Al Shabaab: "Il riscatto finanzierà le armi per la jihad, la nostra guerra santa"

Nessun commento sulla cifra che è servita per liberare la cooperante milanese. Aperta un'inchiesta per le minacce sui social

Parte del riscatto pagato per la liberazione di Silvia Romano servirà a comprare armi per la jihad.

Questo almeno è quanto sostiene Ali Dehere, portavoce del gruppo terroristico Al Shabaab, che ha organizzato il sequestro della cooperante milanese nel 2018.

Non è chiaro a quanto ammonta la cifra pagata per liberare Silvia ma, dice Ali Dehere, "servirà in parte ad acquistare armi, di cui abbiamo sempre più bisogno per portare avanti la jihad, la nostra guerra santa. Il resto servirà a gestire il Paese: a pagare le scuole, a comprare il cibo e le medicine che distribuiamo al nostro popolo, a formare i poliziotti che mantengono l'ordine e fanno rispettare le leggi del Corano".

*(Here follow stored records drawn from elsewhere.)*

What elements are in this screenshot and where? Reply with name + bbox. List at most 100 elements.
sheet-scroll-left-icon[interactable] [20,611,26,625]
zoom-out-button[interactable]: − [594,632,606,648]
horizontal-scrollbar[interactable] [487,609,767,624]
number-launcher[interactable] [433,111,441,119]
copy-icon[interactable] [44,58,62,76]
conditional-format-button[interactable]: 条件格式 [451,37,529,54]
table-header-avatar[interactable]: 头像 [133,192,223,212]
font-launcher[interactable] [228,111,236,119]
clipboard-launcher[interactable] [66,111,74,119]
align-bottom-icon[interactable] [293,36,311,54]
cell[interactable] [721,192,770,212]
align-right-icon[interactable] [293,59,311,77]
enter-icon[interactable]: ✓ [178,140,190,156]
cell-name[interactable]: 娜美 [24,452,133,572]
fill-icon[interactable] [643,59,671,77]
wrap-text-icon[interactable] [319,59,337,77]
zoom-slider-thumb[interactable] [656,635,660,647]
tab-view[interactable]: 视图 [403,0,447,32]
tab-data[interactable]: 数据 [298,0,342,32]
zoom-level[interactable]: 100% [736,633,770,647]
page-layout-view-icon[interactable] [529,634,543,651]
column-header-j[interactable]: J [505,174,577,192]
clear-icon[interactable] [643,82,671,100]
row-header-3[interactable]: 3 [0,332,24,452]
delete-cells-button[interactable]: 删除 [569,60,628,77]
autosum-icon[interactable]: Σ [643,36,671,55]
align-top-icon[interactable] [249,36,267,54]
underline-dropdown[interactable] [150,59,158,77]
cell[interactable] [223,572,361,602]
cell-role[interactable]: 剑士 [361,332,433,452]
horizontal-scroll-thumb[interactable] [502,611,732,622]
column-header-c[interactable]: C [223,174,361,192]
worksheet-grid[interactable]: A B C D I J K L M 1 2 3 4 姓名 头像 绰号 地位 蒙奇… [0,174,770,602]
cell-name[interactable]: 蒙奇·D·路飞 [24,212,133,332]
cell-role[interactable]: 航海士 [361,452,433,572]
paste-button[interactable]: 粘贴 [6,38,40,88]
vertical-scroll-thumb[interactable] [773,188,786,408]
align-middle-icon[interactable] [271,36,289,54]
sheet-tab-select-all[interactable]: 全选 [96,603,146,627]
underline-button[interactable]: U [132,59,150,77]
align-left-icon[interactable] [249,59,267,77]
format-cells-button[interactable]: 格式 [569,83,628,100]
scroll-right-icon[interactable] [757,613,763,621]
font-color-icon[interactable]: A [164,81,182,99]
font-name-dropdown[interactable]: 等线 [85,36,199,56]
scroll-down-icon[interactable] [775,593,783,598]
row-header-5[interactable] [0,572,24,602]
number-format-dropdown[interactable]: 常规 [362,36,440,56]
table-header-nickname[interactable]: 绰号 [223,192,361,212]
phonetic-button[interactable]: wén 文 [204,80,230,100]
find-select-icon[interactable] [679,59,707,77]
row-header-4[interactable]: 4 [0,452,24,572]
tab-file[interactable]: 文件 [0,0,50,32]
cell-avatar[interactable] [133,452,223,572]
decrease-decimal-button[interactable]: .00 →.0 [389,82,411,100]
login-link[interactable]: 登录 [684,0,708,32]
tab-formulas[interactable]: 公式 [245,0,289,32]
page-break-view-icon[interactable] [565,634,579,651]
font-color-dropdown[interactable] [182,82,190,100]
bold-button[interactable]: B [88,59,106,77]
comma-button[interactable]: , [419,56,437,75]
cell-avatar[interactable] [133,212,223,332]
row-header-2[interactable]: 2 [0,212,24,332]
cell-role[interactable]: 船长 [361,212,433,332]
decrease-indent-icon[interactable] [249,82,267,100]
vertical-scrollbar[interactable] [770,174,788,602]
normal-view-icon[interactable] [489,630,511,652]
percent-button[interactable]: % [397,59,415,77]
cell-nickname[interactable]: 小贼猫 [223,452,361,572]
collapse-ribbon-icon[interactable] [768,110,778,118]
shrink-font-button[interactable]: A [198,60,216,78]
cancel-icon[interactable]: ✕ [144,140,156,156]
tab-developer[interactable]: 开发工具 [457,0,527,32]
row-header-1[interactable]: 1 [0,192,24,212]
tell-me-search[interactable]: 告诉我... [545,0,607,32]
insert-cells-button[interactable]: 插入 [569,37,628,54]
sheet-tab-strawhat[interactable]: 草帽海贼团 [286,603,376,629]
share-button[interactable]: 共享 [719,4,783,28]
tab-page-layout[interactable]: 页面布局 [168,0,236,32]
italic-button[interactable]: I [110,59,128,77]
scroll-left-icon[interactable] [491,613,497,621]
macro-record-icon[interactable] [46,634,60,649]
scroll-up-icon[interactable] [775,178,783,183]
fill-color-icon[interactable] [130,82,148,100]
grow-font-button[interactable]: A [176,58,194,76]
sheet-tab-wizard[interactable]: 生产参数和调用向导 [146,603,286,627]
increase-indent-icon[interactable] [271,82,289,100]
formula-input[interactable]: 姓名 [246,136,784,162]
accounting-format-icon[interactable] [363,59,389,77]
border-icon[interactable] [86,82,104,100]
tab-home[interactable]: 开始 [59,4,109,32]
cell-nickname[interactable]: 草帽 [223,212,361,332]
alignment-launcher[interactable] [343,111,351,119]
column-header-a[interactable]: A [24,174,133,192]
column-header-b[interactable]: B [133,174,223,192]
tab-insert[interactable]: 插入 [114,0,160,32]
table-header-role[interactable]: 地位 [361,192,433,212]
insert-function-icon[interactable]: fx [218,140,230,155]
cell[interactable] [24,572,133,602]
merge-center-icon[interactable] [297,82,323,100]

Sono "decine", afferma, le persone che hanno partecipato al rapimento di Silvia Romano, ma il sequestro - sostiene - non è stato organizzato dai vertici dell'organizzazione: "C'è una struttura in seno ad Al Shabaab che si occupa di trovare soldi per far funzionare l'organizzazione, la quale poi li ridistribuisce al popolo somalo - dichiara -. E' questa struttura che gestisce le diverse fonti d'introiti".

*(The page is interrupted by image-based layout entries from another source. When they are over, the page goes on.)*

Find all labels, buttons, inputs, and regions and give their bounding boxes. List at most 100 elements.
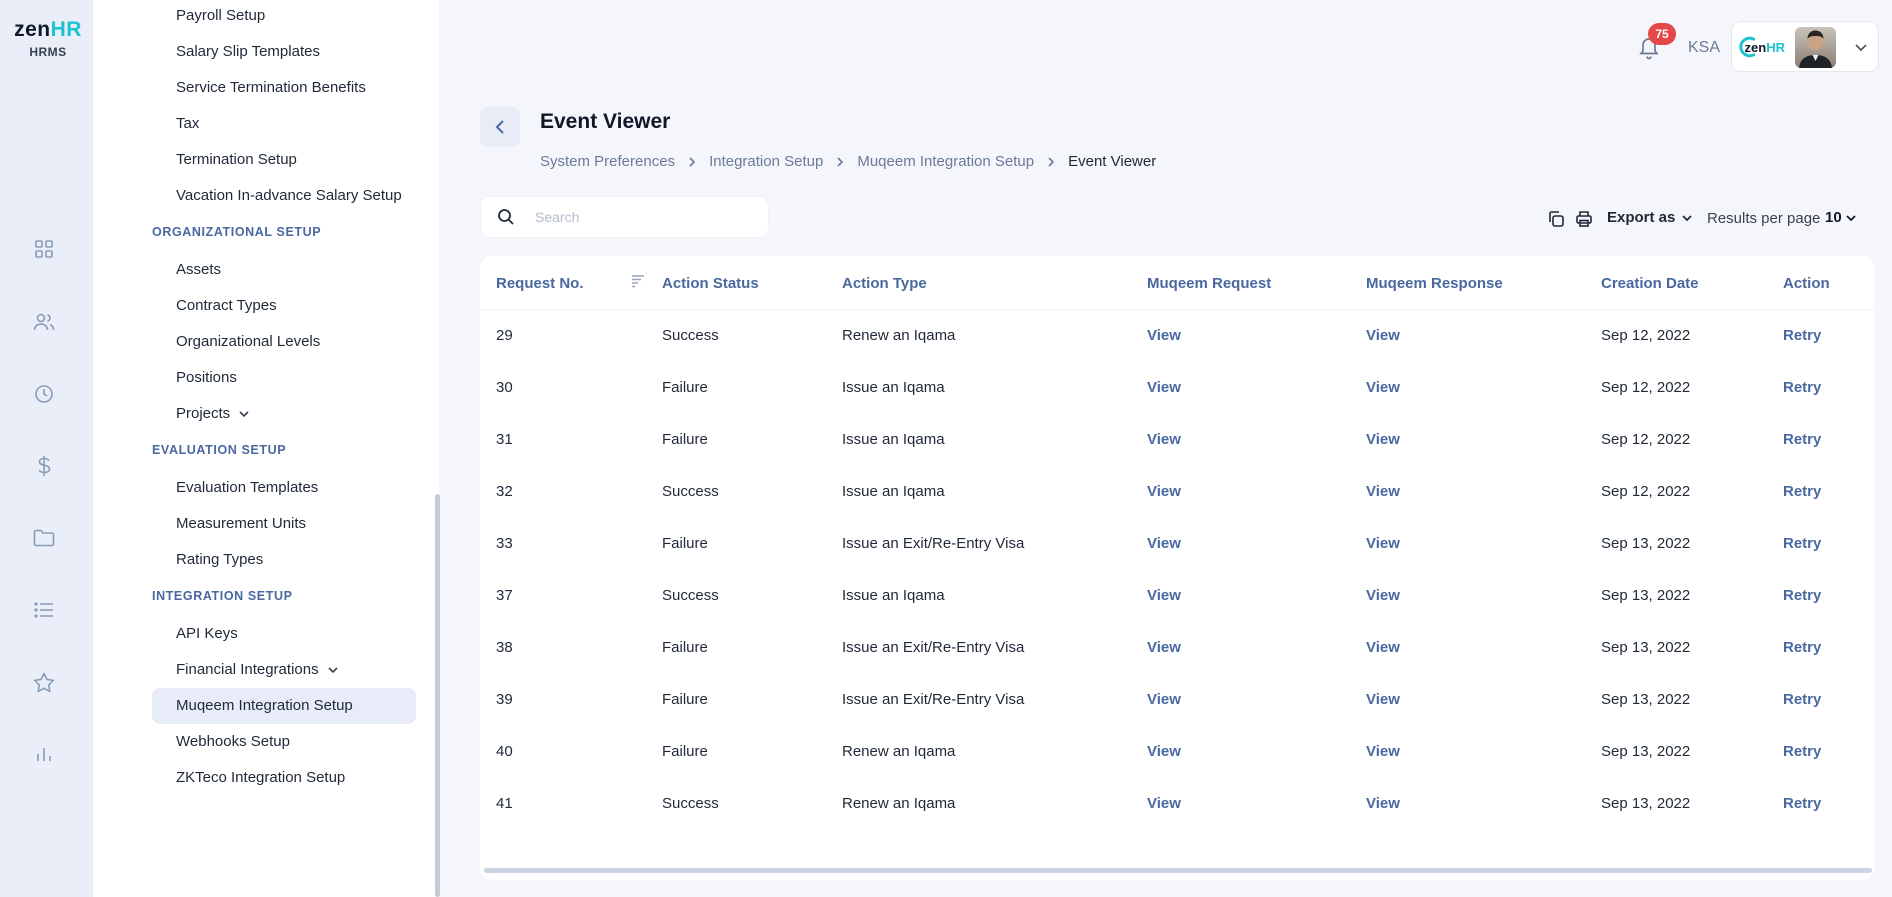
- menu-item-vacation-in-advance[interactable]: Vacation In-advance Salary Setup: [176, 187, 402, 204]
- clock-icon[interactable]: [32, 382, 56, 406]
- view-response-link[interactable]: View: [1366, 587, 1400, 604]
- events-table: Request No. Action Status Action Type Mu…: [480, 256, 1874, 880]
- menu-item-payroll-setup[interactable]: Payroll Setup: [176, 7, 265, 24]
- menu-item-organizational-levels[interactable]: Organizational Levels: [176, 333, 320, 350]
- people-icon[interactable]: [32, 310, 56, 334]
- view-request-link[interactable]: View: [1147, 379, 1181, 396]
- menu-item-muqeem-integration-setup[interactable]: Muqeem Integration Setup: [176, 697, 353, 714]
- retry-link[interactable]: Retry: [1783, 743, 1821, 760]
- column-header-action[interactable]: Action: [1783, 275, 1830, 292]
- retry-link[interactable]: Retry: [1783, 691, 1821, 708]
- column-header-action-type[interactable]: Action Type: [842, 275, 927, 292]
- retry-link[interactable]: Retry: [1783, 639, 1821, 656]
- view-response-link[interactable]: View: [1366, 535, 1400, 552]
- cell-creation-date: Sep 13, 2022: [1601, 639, 1691, 656]
- view-response-link[interactable]: View: [1366, 743, 1400, 760]
- breadcrumb: System Preferences Integration Setup Muq…: [540, 153, 1156, 170]
- retry-link[interactable]: Retry: [1783, 431, 1821, 448]
- retry-link[interactable]: Retry: [1783, 535, 1821, 552]
- view-request-link[interactable]: View: [1147, 587, 1181, 604]
- menu-item-evaluation-templates[interactable]: Evaluation Templates: [176, 479, 318, 496]
- breadcrumb-integration-setup[interactable]: Integration Setup: [709, 153, 823, 170]
- table-row: 39 Failure Issue an Exit/Re-Entry Visa V…: [480, 674, 1874, 726]
- cell-creation-date: Sep 12, 2022: [1601, 379, 1691, 396]
- retry-link[interactable]: Retry: [1783, 587, 1821, 604]
- retry-link[interactable]: Retry: [1783, 483, 1821, 500]
- user-menu[interactable]: zen HR: [1731, 21, 1879, 72]
- retry-link[interactable]: Retry: [1783, 379, 1821, 396]
- view-request-link[interactable]: View: [1147, 691, 1181, 708]
- view-request-link[interactable]: View: [1147, 639, 1181, 656]
- menu-item-rating-types[interactable]: Rating Types: [176, 551, 263, 568]
- menu-item-tax[interactable]: Tax: [176, 115, 199, 132]
- menu-item-service-termination-benefits[interactable]: Service Termination Benefits: [176, 79, 366, 96]
- retry-link[interactable]: Retry: [1783, 327, 1821, 344]
- chart-icon[interactable]: [32, 742, 56, 766]
- folder-icon[interactable]: [32, 526, 56, 550]
- chevron-down-icon: [1855, 44, 1867, 52]
- notification-badge: 75: [1648, 23, 1676, 45]
- view-response-link[interactable]: View: [1366, 639, 1400, 656]
- menu-item-positions[interactable]: Positions: [176, 369, 237, 386]
- cell-action-status: Failure: [662, 691, 708, 708]
- list-icon[interactable]: [32, 598, 56, 622]
- search-box: [480, 196, 769, 238]
- back-button[interactable]: [480, 107, 520, 147]
- dashboard-icon[interactable]: [32, 237, 56, 261]
- view-request-link[interactable]: View: [1147, 795, 1181, 812]
- cell-action-type: Renew an Iqama: [842, 743, 956, 760]
- breadcrumb-muqeem-integration-setup[interactable]: Muqeem Integration Setup: [857, 153, 1034, 170]
- view-response-link[interactable]: View: [1366, 327, 1400, 344]
- cell-action-status: Failure: [662, 379, 708, 396]
- column-header-muqeem-response[interactable]: Muqeem Response: [1366, 275, 1503, 292]
- menu-item-webhooks-setup[interactable]: Webhooks Setup: [176, 733, 290, 750]
- menu-item-termination-setup[interactable]: Termination Setup: [176, 151, 297, 168]
- breadcrumb-system-preferences[interactable]: System Preferences: [540, 153, 675, 170]
- view-request-link[interactable]: View: [1147, 743, 1181, 760]
- column-header-muqeem-request[interactable]: Muqeem Request: [1147, 275, 1271, 292]
- copy-icon[interactable]: [1547, 210, 1565, 228]
- print-icon[interactable]: [1575, 210, 1593, 228]
- view-request-link[interactable]: View: [1147, 327, 1181, 344]
- menu-item-zkteco-integration-setup[interactable]: ZKTeco Integration Setup: [176, 769, 345, 786]
- view-response-link[interactable]: View: [1366, 431, 1400, 448]
- cell-action-type: Renew an Iqama: [842, 327, 956, 344]
- results-per-page-label: Results per page: [1707, 210, 1821, 227]
- dollar-icon[interactable]: [32, 454, 56, 478]
- logo-sub: HRMS: [29, 45, 67, 59]
- cell-request-no: 38: [496, 639, 513, 656]
- menu-item-measurement-units[interactable]: Measurement Units: [176, 515, 306, 532]
- view-response-link[interactable]: View: [1366, 379, 1400, 396]
- menu-item-api-keys[interactable]: API Keys: [176, 625, 238, 642]
- menu-item-assets[interactable]: Assets: [176, 261, 221, 278]
- menu-scrollbar[interactable]: [435, 494, 440, 897]
- view-request-link[interactable]: View: [1147, 483, 1181, 500]
- menu-item-financial-integrations[interactable]: Financial Integrations: [176, 661, 339, 678]
- column-sort-icon[interactable]: [630, 273, 646, 289]
- column-header-creation-date[interactable]: Creation Date: [1601, 275, 1699, 292]
- table-horizontal-scrollbar[interactable]: [484, 868, 1872, 873]
- menu-item-projects[interactable]: Projects: [176, 405, 250, 422]
- column-header-request-no[interactable]: Request No.: [496, 275, 584, 292]
- view-request-link[interactable]: View: [1147, 535, 1181, 552]
- export-dropdown[interactable]: Export as: [1607, 209, 1693, 226]
- menu-item-contract-types[interactable]: Contract Types: [176, 297, 277, 314]
- column-header-action-status[interactable]: Action Status: [662, 275, 759, 292]
- table-row: 33 Failure Issue an Exit/Re-Entry Visa V…: [480, 518, 1874, 570]
- retry-link[interactable]: Retry: [1783, 795, 1821, 812]
- cell-action-type: Renew an Iqama: [842, 795, 956, 812]
- app-logo[interactable]: zenHR HRMS: [8, 18, 88, 59]
- view-request-link[interactable]: View: [1147, 431, 1181, 448]
- view-response-link[interactable]: View: [1366, 795, 1400, 812]
- view-response-link[interactable]: View: [1366, 483, 1400, 500]
- cell-action-type: Issue an Exit/Re-Entry Visa: [842, 535, 1025, 552]
- cell-request-no: 29: [496, 327, 513, 344]
- results-per-page-select[interactable]: 10: [1825, 209, 1857, 226]
- star-icon[interactable]: [32, 670, 56, 694]
- menu-item-salary-slip-templates[interactable]: Salary Slip Templates: [176, 43, 320, 60]
- search-input[interactable]: [535, 209, 755, 225]
- view-response-link[interactable]: View: [1366, 691, 1400, 708]
- region-selector[interactable]: KSA: [1688, 39, 1720, 57]
- breadcrumb-event-viewer: Event Viewer: [1068, 153, 1157, 170]
- cell-request-no: 33: [496, 535, 513, 552]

LA CONVERSIONE - Sulla conversione all'Islam, che a detta della cooperante è avvenuta "spontaneamente e senza costrizioni", "ha sicuramente visto con i suoi occhi un mondo migliore di quello che conosceva in precedenza", ha commentato Ali Dehere: "Da quanto mi risulta Silvia Romano ha scelto l'Islam perché ha capito il valore della nostra religione dopo aver letto il Corano e pregato".

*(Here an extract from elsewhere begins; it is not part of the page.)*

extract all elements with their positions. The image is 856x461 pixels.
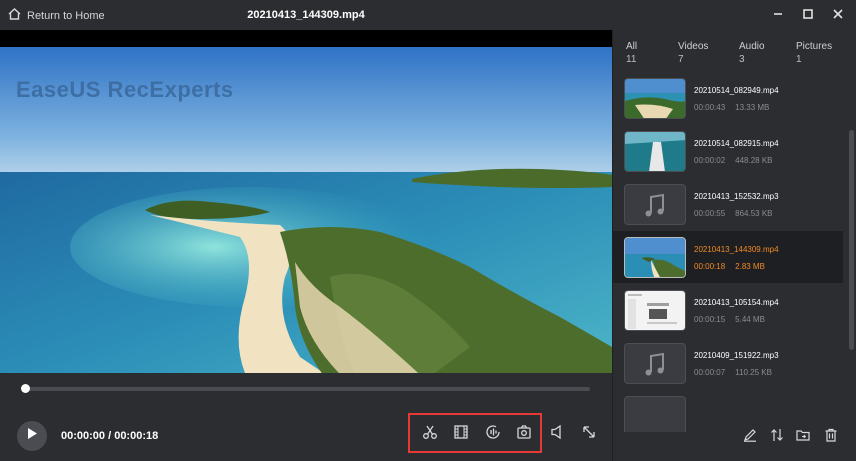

La 24enne ha raccontato di non aver subito violenze durante la sua prigionia: "Perché mai avremmo dovuto maltrattarla? - conferma Ali Dehere -. Silvia Romano rappresentava per noi una preziosa merce di scambio. E poi è una donna, e noi di Al Shabaab nutriamo un grande rispetto per le donne".

I NASCONDIGLI - Tanti i nascondigli cambiati durante il sequestro, come ricostruito anche da Silvia: "Siamo in guerra e i droni americani e l'artiglieria pesante keniana non bombardano soltanto le nostre postazioni militari ma anche i nostri i villaggi e le nostre città, provocando un gran numero di vittime civili. Ogni ostaggio è un bene prezioso - afferma Ali Dehere - quindi appena c'era il minimo rischio che la zona dove tenevamo nascosta Silvia Romano era diventata un possibile bersaglio per i nostri nemici, sceglievamo un altro nascondiglio".

APERTA UN'INCHIESTA - Intanto, per gli insulti sui social e le frasi minacciose rivolte a Silvia Romano, il responsabile dell'antiterrorismo milanese, Albero Nobili, ha deciso di aprire un'indagine. L'ipotesi, contro ignoti, è di minacce aggravate.